What would you do if your recently deceased girlfriend reappeared, seemingly alive, with no recollection of her ‘death’? This is the problem faced by Zach (Dane DeHaan) in Life After Beth, when Beth (Aubrey Plaza) returns and is hidden away by her delighted but seemingly clueless parents. It is not long before Zach realises something is terribly wrong, but trying to negotiate and reason with the recently deceased – and grotesquely horny – Beth proves harder than he would like.
Zombies, man. Like vampires a few years ago, zombies are absolutely everywhere at the moment. TV, film, books… Not real life though – I don’t think – ‘cos that would be horrific. Anyway, Life After Beth is another twist on the zombie story, another play with zombie lore, and another attempt that almost works.
The cast here is stupendous; John C. Reilly, Dane DeHaan, Aubrey Plaza, Cheryl Hines and Anna Kendrick prove that they have a knack for making great choices when it comes to scripts. Plaza plays up the confused and horny zombie to brilliant effect, Reilly grabs onto the idea of father in denial and runs with it, and DeHaan carries the movie – and provides the voice of reason – as a young man delighted his girlfriend is not really dead, but unsure what this actually means. Kendrick has fun with the giggly, vapid post-teenager Erica; Jim O’Heir and Adam Pally – last seen on TV and um… Iron Man 3 – turn up in small roles.

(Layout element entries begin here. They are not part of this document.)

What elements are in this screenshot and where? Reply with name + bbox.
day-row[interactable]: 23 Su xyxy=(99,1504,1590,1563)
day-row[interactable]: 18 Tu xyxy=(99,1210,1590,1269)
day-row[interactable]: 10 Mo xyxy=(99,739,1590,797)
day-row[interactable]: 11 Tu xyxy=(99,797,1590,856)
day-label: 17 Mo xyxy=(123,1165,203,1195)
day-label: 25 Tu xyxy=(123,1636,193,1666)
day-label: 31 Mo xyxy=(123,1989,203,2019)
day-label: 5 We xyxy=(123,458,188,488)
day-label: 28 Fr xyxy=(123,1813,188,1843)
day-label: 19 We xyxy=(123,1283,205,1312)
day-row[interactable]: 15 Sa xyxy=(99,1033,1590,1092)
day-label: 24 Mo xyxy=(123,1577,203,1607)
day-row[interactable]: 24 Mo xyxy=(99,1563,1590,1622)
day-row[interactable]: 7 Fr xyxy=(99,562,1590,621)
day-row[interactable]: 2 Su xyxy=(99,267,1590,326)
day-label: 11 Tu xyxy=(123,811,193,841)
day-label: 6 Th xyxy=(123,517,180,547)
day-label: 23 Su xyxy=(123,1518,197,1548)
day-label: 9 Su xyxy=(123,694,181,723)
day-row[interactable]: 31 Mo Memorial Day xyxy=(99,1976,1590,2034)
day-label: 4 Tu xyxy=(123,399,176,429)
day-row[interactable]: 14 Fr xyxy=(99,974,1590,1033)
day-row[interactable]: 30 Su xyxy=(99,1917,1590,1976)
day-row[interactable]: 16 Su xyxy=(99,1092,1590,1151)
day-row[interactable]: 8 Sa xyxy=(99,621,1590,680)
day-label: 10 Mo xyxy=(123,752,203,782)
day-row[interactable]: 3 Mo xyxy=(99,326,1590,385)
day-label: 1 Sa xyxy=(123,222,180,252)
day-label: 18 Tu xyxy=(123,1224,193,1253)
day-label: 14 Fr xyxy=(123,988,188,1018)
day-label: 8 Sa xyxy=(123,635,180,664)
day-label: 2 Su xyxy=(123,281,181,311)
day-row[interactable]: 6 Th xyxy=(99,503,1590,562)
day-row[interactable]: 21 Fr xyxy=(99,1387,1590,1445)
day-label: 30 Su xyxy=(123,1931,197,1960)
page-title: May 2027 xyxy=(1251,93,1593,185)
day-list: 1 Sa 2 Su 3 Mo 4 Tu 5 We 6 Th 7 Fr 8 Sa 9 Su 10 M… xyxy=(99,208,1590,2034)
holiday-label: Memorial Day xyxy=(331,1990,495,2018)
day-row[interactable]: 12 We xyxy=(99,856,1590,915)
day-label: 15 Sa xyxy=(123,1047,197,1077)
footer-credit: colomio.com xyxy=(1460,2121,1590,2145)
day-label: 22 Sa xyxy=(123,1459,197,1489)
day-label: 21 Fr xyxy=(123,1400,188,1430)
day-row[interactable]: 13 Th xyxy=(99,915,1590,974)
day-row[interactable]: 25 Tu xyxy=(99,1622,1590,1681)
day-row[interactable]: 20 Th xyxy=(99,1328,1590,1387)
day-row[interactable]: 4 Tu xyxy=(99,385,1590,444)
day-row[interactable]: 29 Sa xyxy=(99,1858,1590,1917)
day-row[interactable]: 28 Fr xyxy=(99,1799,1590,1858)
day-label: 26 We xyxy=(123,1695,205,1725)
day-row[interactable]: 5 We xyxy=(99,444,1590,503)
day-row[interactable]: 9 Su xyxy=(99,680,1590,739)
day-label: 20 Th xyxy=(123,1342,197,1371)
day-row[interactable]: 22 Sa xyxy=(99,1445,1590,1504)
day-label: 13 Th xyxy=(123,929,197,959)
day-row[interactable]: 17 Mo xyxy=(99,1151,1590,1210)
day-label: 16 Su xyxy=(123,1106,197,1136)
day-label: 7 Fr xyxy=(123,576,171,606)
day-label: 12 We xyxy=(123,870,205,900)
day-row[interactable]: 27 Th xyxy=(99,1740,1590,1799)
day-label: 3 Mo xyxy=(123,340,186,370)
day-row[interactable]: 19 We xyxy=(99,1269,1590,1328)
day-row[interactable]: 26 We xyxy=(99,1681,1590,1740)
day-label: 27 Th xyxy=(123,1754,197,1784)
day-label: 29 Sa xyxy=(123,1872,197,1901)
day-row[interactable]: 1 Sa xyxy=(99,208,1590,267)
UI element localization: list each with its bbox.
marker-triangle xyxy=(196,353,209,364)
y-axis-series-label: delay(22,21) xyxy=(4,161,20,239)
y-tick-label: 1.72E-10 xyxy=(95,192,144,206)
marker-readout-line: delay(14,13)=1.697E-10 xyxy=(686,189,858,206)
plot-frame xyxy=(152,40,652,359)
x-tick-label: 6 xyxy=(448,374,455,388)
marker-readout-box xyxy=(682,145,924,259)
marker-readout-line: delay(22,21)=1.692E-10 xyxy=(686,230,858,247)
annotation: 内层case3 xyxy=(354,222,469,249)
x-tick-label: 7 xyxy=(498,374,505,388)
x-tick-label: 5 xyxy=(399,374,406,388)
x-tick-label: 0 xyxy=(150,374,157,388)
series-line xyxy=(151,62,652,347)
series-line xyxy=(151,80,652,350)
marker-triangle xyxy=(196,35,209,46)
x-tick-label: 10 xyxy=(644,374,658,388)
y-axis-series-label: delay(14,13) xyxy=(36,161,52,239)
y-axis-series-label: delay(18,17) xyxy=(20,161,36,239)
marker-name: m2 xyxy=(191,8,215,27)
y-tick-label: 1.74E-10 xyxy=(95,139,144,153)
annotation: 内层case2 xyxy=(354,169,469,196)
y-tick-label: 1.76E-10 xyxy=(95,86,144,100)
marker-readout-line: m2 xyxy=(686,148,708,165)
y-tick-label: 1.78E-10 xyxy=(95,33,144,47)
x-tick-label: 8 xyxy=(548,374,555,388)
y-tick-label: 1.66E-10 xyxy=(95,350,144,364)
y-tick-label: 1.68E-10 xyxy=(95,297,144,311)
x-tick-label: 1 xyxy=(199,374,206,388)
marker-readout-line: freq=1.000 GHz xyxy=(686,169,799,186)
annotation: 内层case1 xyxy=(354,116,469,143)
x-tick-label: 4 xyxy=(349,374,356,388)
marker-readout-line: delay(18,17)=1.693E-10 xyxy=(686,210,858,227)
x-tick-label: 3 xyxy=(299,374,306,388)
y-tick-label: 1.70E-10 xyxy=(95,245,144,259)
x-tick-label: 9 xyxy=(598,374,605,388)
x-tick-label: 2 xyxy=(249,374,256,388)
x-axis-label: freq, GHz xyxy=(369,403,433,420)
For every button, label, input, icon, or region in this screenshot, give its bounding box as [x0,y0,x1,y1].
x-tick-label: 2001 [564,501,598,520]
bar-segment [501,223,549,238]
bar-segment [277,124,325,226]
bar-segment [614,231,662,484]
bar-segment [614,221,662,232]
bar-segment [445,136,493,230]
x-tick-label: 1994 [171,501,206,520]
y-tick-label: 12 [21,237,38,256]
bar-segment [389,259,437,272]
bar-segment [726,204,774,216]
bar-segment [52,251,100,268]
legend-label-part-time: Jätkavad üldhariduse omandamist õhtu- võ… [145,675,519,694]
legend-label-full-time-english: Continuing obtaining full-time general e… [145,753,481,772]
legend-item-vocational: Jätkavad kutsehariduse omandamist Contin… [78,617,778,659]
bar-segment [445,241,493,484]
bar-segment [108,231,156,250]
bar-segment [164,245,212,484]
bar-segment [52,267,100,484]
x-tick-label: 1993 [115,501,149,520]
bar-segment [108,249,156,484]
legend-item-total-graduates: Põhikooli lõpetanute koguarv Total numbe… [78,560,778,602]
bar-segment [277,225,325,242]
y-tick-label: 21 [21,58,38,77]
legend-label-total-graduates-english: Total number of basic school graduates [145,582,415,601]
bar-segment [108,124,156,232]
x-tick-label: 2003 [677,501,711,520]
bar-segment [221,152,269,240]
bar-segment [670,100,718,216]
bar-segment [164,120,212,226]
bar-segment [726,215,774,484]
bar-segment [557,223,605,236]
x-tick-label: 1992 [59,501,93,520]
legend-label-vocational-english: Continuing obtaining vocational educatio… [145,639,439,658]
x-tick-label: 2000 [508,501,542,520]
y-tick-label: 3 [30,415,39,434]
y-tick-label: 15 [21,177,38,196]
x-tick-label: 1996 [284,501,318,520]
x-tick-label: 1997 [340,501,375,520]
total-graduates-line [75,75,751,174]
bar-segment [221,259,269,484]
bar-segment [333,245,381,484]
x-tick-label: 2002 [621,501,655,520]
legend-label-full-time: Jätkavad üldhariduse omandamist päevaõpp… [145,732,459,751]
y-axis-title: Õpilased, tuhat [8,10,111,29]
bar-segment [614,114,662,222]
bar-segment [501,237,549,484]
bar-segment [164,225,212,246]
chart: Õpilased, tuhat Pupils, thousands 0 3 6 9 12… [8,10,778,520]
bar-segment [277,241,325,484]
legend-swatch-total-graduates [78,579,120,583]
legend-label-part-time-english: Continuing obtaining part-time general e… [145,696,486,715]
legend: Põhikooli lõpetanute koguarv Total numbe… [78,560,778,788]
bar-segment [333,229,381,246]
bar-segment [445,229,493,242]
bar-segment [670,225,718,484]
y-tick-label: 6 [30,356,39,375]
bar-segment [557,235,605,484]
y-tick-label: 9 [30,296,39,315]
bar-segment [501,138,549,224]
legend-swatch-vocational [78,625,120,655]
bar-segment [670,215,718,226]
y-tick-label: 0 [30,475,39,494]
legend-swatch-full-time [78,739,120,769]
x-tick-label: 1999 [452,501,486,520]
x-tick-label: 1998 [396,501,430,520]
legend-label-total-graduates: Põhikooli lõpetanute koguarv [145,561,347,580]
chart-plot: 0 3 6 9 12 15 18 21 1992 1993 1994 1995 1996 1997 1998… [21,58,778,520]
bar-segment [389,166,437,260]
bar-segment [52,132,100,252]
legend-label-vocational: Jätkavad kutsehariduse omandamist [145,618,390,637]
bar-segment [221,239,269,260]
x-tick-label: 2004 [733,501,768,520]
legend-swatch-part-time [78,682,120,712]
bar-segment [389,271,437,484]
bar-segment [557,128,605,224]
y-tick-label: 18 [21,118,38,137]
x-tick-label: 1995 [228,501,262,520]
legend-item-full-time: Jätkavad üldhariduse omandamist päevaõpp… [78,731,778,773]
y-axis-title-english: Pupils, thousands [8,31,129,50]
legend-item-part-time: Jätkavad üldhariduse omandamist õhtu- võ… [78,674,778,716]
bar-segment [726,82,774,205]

The story, written by Jeff Baena is yet another twist on the zombie story; what if the dead came back seemingly as themselves, and the zombie plague required a gestation period of sorts, before striking in full force. The idea plays with the notion that people in walking dead type production have no trouble in shooting their zombie loved ones in the head. The trouble is that once all of this is established, the story really relies on the way it ends, and the ending is one that fizzles out, leaving the film with tons of unanswered questions – why do the zombies like attics? – and an unfinished feel.
As director, Jeff Baena never quite gets the balance between comedy and melodrama right, leaving the audiences feeling as though they are laughing at the wrong things. The performances are strong, but the world of the film never feels fully fleshed out enough (sorry!) to support them. There are tons of great moments, but these never gel together enough to make Life After Beth live up to its potential.
Life After Beth is a film with a clever central idea, and a wonderful cast that do a heck of a job, but without a proper ending, and massive unresolved questions, Life After Beth is two thirds a good movie, and one third an unholy mess. Shame, I have such a soft spot for Aubrey Plaza.